Dikatakannya, ganti rugi tanam tumbuh tak sesuai kesepakatan bahkan dipaksakan Rp 200 ribu per batang. Apalagi umur tanam tumbuh sudah berumur 10 tahun. Masyarakat mengaku tidak menerima hal tersebut, bahkan ada umur kebun warga dibawah umur 7 tahun hanya dibayar Rp 1 juta, termasuk pagar pondok di kebun.
“Harusnya sesuaikan dengan Peraturan Gubernur (Pergub), dan karena tidak ada punya lahan lagi, maka kami minta direlokasi untuk berkebun dan pembayaran Rp 200 ribu harus ditambah supaya masyarakat bisa buka kebun kembali,” terangnya.
Terpisah, Advokat Rakyat, Joko Bagus, Herman Hamzah dan Pasten Hard serta Alqomar mengatakan, di lahan kebun klain-nya saat ini yang dikelola H Hudiman, Aswadi, dan Barudin mau di eksplorasi oleh perusahaan tambang batubara dan belum ada ganti rugi. Mereka siap mengiklaskan kebun di garap, tetapi ganti rugi tanam tumbuh harus sesuai aturan yang ada yakni Pergub nomor 40 tahun 2017.

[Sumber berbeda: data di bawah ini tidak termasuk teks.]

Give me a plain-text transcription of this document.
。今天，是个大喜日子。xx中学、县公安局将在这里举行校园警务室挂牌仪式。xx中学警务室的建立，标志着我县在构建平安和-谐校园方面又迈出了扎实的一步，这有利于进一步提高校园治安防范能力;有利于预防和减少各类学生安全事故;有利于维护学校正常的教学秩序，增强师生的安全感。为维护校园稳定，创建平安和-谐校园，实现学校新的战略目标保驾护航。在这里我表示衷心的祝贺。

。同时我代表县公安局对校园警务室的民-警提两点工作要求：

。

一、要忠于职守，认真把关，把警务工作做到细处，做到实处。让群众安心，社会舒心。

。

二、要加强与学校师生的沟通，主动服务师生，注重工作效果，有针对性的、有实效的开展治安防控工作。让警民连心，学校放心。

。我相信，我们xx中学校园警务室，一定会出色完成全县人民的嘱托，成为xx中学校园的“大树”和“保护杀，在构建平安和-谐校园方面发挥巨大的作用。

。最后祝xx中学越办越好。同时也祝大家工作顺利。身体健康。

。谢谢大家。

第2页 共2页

“Mau ke kebun saja susah, seakan mau dibuat pulau saja. Sekarang kedalaman sudah 30 meter dibuat tambang. Akses ke kebun pun sudah susah, apalagi masyarakat kecil pun sudah susah untuk mencari nafkah dari berkebun,” katanya.
Ditambahkan Herman, meminta kepada PTBA jangan tutup mata, sebab uang negara yang dilontarkan banyak. Dan sangat terkesan di permainkan dan kuat dugaan disunat pemberian nya kepada masyarakat. Terkhusus H Hudiman, Aswadi dan Barudin yang menolak uang pergantian tersebut dikarenakan tidak sesuai dengan Peraturan Gubernur Nomor 40 Tahun 2017.

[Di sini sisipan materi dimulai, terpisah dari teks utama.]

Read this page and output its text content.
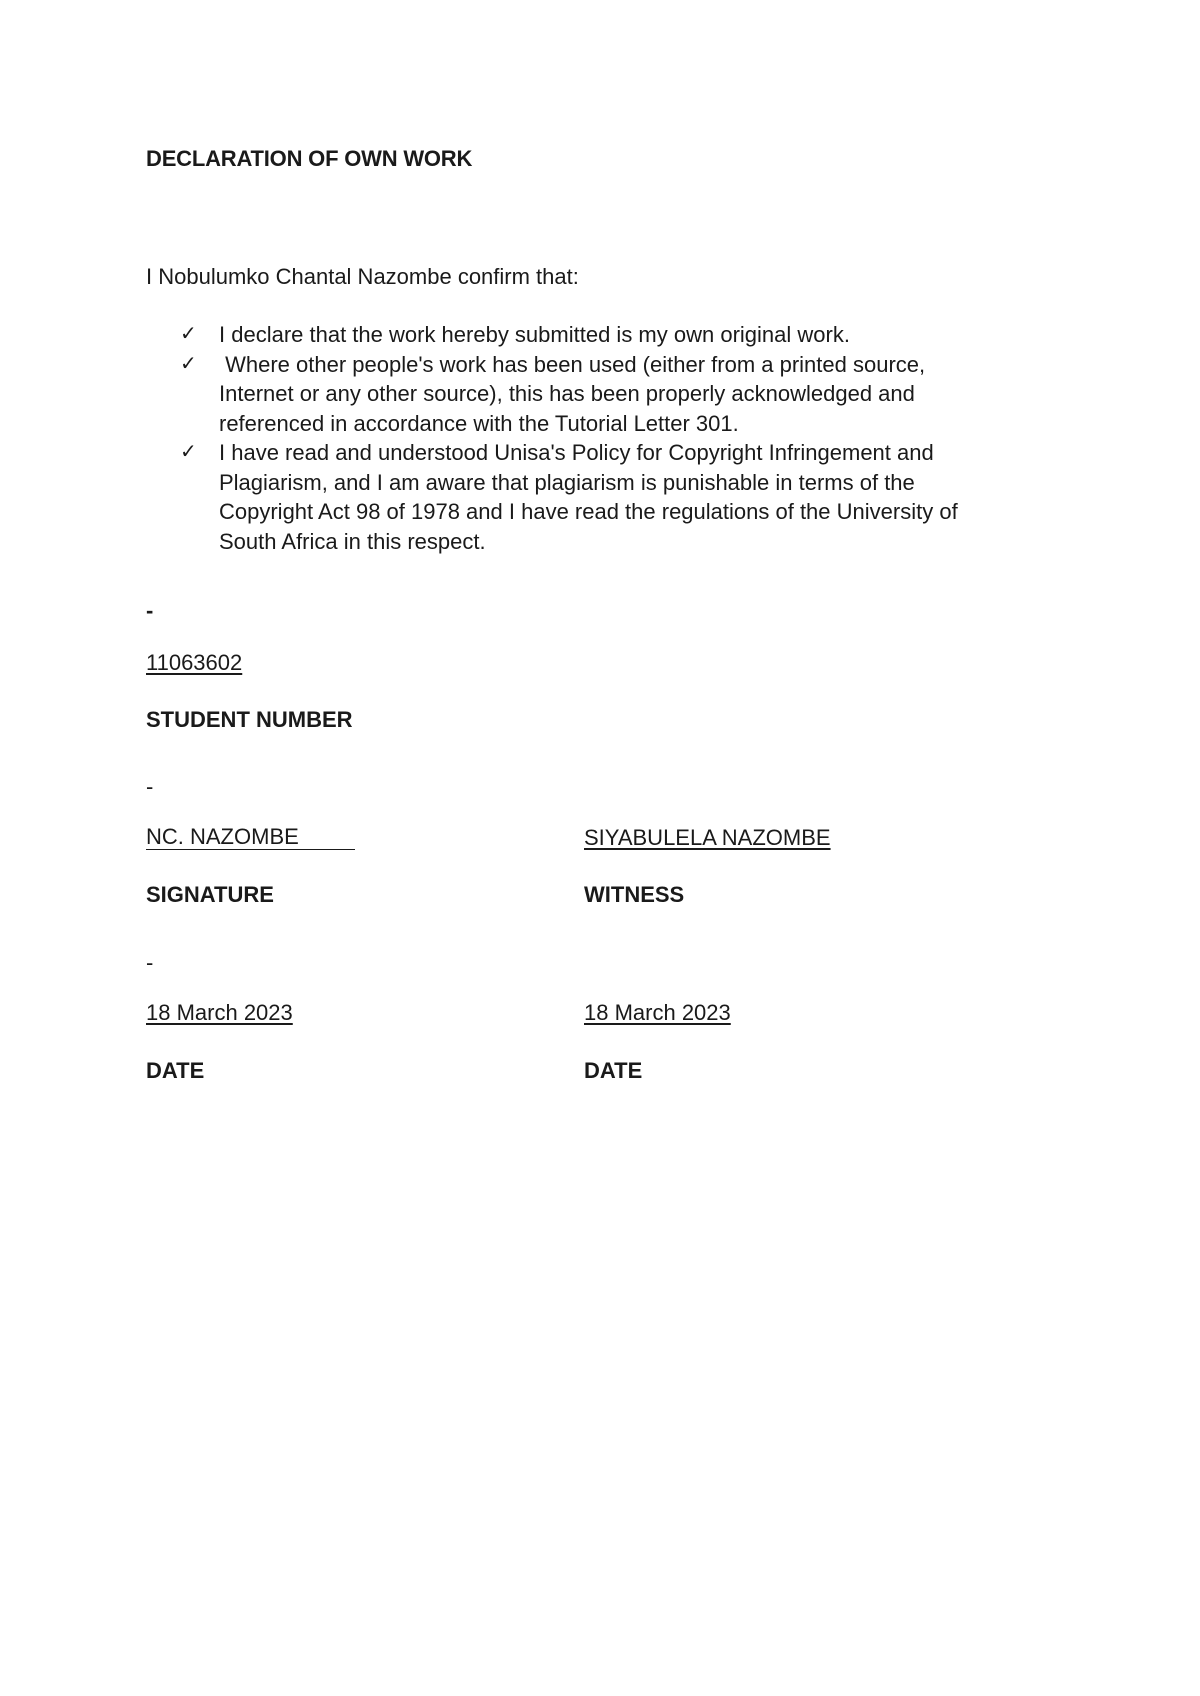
DECLARATION OF OWN WORK
I Nobulumko Chantal Nazombe confirm that:
✓ I declare that the work hereby submitted is my own original work.
✓ Where other people's work has been used (either from a printed source,
Internet or any other source), this has been properly acknowledged and
referenced in accordance with the Tutorial Letter 301.
✓ I have read and understood Unisa's Policy for Copyright Infringement and
Plagiarism, and I am aware that plagiarism is punishable in terms of the
Copyright Act 98 of 1978 and I have read the regulations of the University of
South Africa in this respect.
-
11063602
STUDENT NUMBER
-
NC. NAZOMBE
SIGNATURE
SIYABULELA NAZOMBE
WITNESS
-
18 March 2023
DATE
18 March 2023
DATE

“Jikalau tidak ada respon secara kongkrit dari pihak PT.BA maupun pihak – pihak yang terkait maka kami akan membawa permasalahan ini ke KPK di Jakarta. Dan kami bersama masyarakat yang dirugikan akan langsung melaporkan permasalahan ini ke Bapak Firli Bahuri ketua KPK RI, Kejaksaan Agung Republik Indonesia, Kementerian BUMN dan Kementerian Pertanahan,” tegasnya.
Terpisah, Managemen PTBA, Hendri Muyono mengaku mengatahui lokasi lahan yang diproduksi oleh perusahaan di Desa Merapi. Namun dirinya enggan memberikan komentar lebih lanjut. “Saya sedang sakit sudah seminggu, langsung sama humas saja ya,” katanya via seluler.
Dilain tempat, Kepala Kejaksaan Negeri Lahat Nilawati SH MH melalui Kasi Datun, Oktriadi SH MH mengatakan, bahwa ada dari perusahaan PTBA melakukan MoU dengan Kejari, namun dirinya mengaku tidak ada pembahasan pendampingan. “Tidak ada, cuman MoU, tak ada bahasan soal itu,” ujarnya.